I’m curious what other pejorative terms or wild surmises the Orcasonian will allow to be published? A list would be useful. Start with “chinese virus” and “progressive apologists”, and don’t forget those “suspicious [and no doubt nefarious] circumstances.”
Hate crimes are on the rise in the U.S. Many of those crimes are against Asian Americans because President Trump and others continue to blame the Chinese for the explosion of Covid cases in America. Steve, my daughter was born in China, as you know. As she gets ready to return to college on the other side of the U.S. early next year I worry for her safety. Please stop calling it the “Wu-Flu” or the Chinese flu.
Really, Steve? For shame.
PC obfuscation enables distraction from straightforward narrative. Unrestricted Warfare includes use of biological means, weaponized or not. “Don’t let a good crisis go to waste.”
Our four year window is closing. Puppet says “they’re no competition to us” so lets pretend that CCP poses no threat to us.
I find I just can’t read Steve’s otherwise (sometimes) interesting posts because he always gets his little jabs in. It offends me. Most recently when talking about his abusive father he had to pass judgment on his (and this is not word for word) “sexually and emotionally repressed” mother. Victim blaming, Steve? That one really hit home, and it hurt.
Good point(s) Kenn Gibbs, and then spades.. though calling a spade a spade was morphed out of the original Greek usage, it gained a vaguely nuanced meaning during the Harlem Renaissance.
Here on our liberal little island, sheltered from most of what we find abhorrent, it is good to be reminded that we live with the Other. Yes, it’s offensive, but is it more or less offensive than performative ally ship?

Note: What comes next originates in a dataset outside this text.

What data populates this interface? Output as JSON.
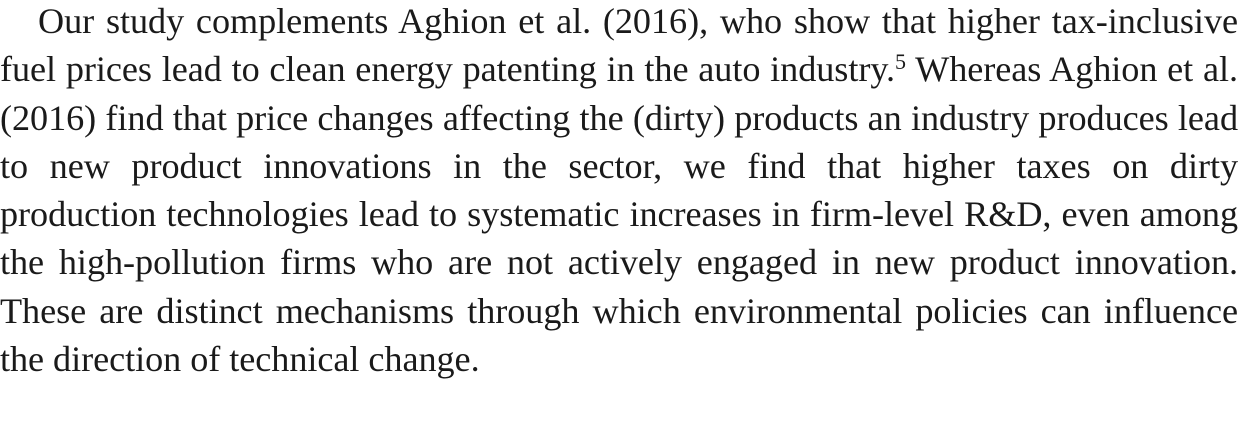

I’m pointing at no one in particular, but we live with this as well.
Steve, I guess we should thank you for openly owning who you are. Calling you out just makes you double down. You’ve been given a forum with full privilege of the first amendment and I don’t believe in censorship. But sadly I have less regard for you. So, Would anyone like to weigh in on Thanksgiving itself and the whitewashing of history?
Words have consequences.
Our liberal little island. Would that be Classic Liberalism, Modern Liberalism, or Social Liberalism?
Just curious since I fall between two of those definitions, where do I fit?
Viruses and such have long been named or referred to by the geographical region they came from. The Spanish flu, MERS (Middle Eastern Respiratory Syndrome), West Nile virus, Zika, Ebola, Lyme disease, and I’m sure there are many more these are just the first that come to mind. Why is it not okay now but was okay until now?
Darlene, if we’re using geographical terminology it would then be called the “China Flu” or the “Hunan Flu”, not the Chinese Flu. And, as I am sure you know, the Spanish Flu really ought to be called the Kansas Flu, but then again if its permissible to point the finger at a group of people then the “US Army Flu”.
Sorry Phil. I was being lazy. What I was speaking to is the insular quality of the islands. We obviously (and rightly) vote/lean towards Democrat. It’s easy to forget that we are not all like minded. For instance, while living on Capital Hill in Seattle, Reagan getting a second term was a huge surprise. But that was half a lifetime ago.
Since you know the correct term/acronym and chose to use the other indicates you intended to offend some neighbors. Extra efforts to be kind and considerate publicly are much appreciated, especially during holidays that will be the most challenging of our lives in one way or another (as you were attempting to convey). Your musings could have been quite entertaining for everyone with a simple edit. It’s ok to skip a gathering feast for once. It’s a bummer but it is also an opportunity to realize how much we value other people. Wishing you a kind feast.